Muñoz Ángel G, Thomson Madeleine C, Stewart-Ibarra Anna M, Vecchi Gabriel A, Chourio Xandre, Nájera Patricia, Moran Zelda, Yang Xiaosong
Atmospheric and Oceanic Sciences, Princeton UniversityPrinceton, NJ, United States.
Geophysical Fluid Dynamics Laboratory, Princeton UniversityPrinceton, NJ, United States.
Front Microbiol. 2017 Jul 12;8:1291. doi: 10.3389/fmicb.2017.01291. eCollection 2017.
Given knowledge at the time, the recent 2015-2016 zika virus (ZIKV) epidemic probably could not have been predicted. Without the prior knowledge of ZIKV being already present in South America, and given the lack of understanding of key epidemiologic processes and long-term records of ZIKV cases in the continent, the best related prediction could be carried out for the potential risk of a generic -borne disease epidemic. Here we use a recently published two-vector basic reproduction number model to assess the predictability of the conditions conducive to epidemics of diseases like zika, chikungunya, or dengue, transmitted by the independent or concurrent presence of and . We compare the potential risk of transmission forcing the model with the observed climate and with state-of-the-art operational forecasts from the North American Multi Model Ensemble (NMME), finding that the predictive skill of this new seasonal forecast system is highest for multiple countries in Latin America and the Caribbean during the December-February and March-May seasons, and slightly lower-but still of potential use to decision-makers-for the rest of the year. In particular, we find that above-normal for the occurrence of the zika epidemic at the beginning of 2015 could have been successfully predicted at least 1 month in advance for several zika hotspots, and in particular for Northeast Brazil: the heart of the epidemic. Nonetheless, the initiation and spread of an epidemic depends on the effect of multiple factors beyond climate conditions, and thus this type of approach must be considered as a guide and not as a formal predictive tool of vector-borne epidemics.
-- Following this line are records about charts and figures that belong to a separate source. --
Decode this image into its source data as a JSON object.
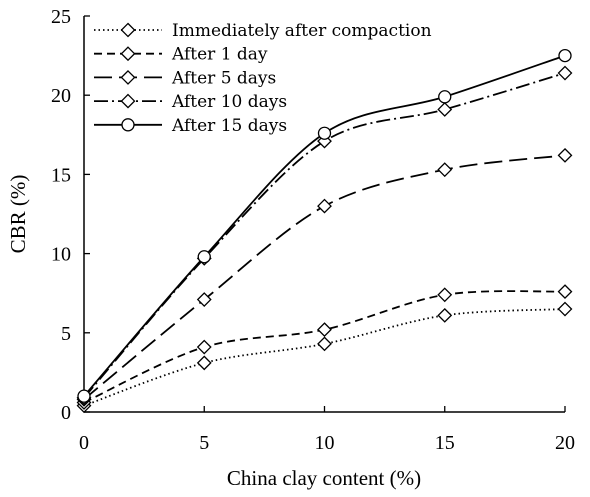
{
  "chart_data": {
    "type": "line",
    "xlabel": "China clay content (%)",
    "ylabel": "CBR (%)",
    "xlim": [
      0,
      20
    ],
    "ylim": [
      0,
      25
    ],
    "xticks": [
      0,
      5,
      10,
      15,
      20
    ],
    "yticks": [
      0,
      5,
      10,
      15,
      20,
      25
    ],
    "x": [
      0,
      5,
      10,
      15,
      20
    ],
    "grid": false,
    "legend_position": "top-left",
    "series": [
      {
        "name": "Immediately after compaction",
        "values": [
          0.4,
          3.1,
          4.3,
          6.1,
          6.5
        ],
        "dash": "1.5,3",
        "marker": "diamond"
      },
      {
        "name": "After 1 day",
        "values": [
          0.6,
          4.1,
          5.2,
          7.4,
          7.6
        ],
        "dash": "8,5",
        "marker": "diamond"
      },
      {
        "name": "After 5 days",
        "values": [
          0.8,
          7.1,
          13.0,
          15.3,
          16.2
        ],
        "dash": "18,7",
        "marker": "diamond"
      },
      {
        "name": "After 10 days",
        "values": [
          0.9,
          9.7,
          17.1,
          19.1,
          21.4
        ],
        "dash": "14,4,2,4",
        "marker": "diamond"
      },
      {
        "name": "After 15 days",
        "values": [
          1.0,
          9.8,
          17.6,
          19.9,
          22.5
        ],
        "dash": "",
        "marker": "circle"
      }
    ]
  }
}
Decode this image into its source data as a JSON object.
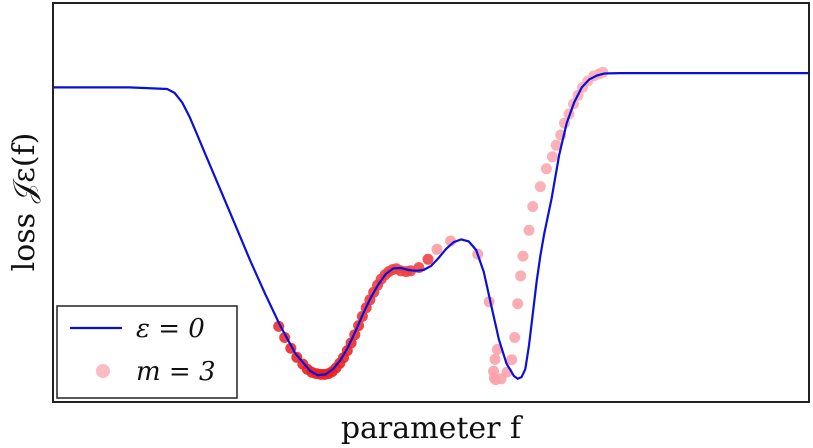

根据当时所掌握的知识,近期2015 - 2016年的寨卡病毒(ZIKV)疫情可能无法被预测。由于事先并不知晓寨卡病毒已在南美洲存在,且对该大陆关键的流行病学过程缺乏了解,同时也没有寨卡病毒病例的长期记录,因此对于一种由媒介传播疾病的潜在风险,所能做出的最佳相关预测是针对一种一般性媒介传播疾病疫情的潜在风险。在此,我们使用最近发表的一个双媒介基本再生数模型,来评估有利于寨卡、基孔肯雅或登革热等疾病流行的条件的可预测性,这些疾病是由伊蚊和白纹伊蚊单独或同时存在传播的。我们将迫使模型运行的潜在传播风险与观测到的气候以及来自北美多模式集合(NMME)的最先进业务预报进行比较,发现这个新的季节性预报系统在12月至2月和3月至5月期间,对拉丁美洲和加勒比地区的多个国家预测技能最高,而在一年中的其他时间略低,但对决策者仍有潜在用途。特别是,我们发现对于2015年初寨卡疫情的发生,高于正常水平的情况至少可以提前1个月在几个寨卡热点地区成功预测出来,尤其是对于巴西东北部:疫情的核心地区。尽管如此,疫情的爆发和传播取决于气候条件之外的多种因素的影响,因此这种方法必须被视为一种指导,而不是媒介传播疾病疫情的正式预测工具。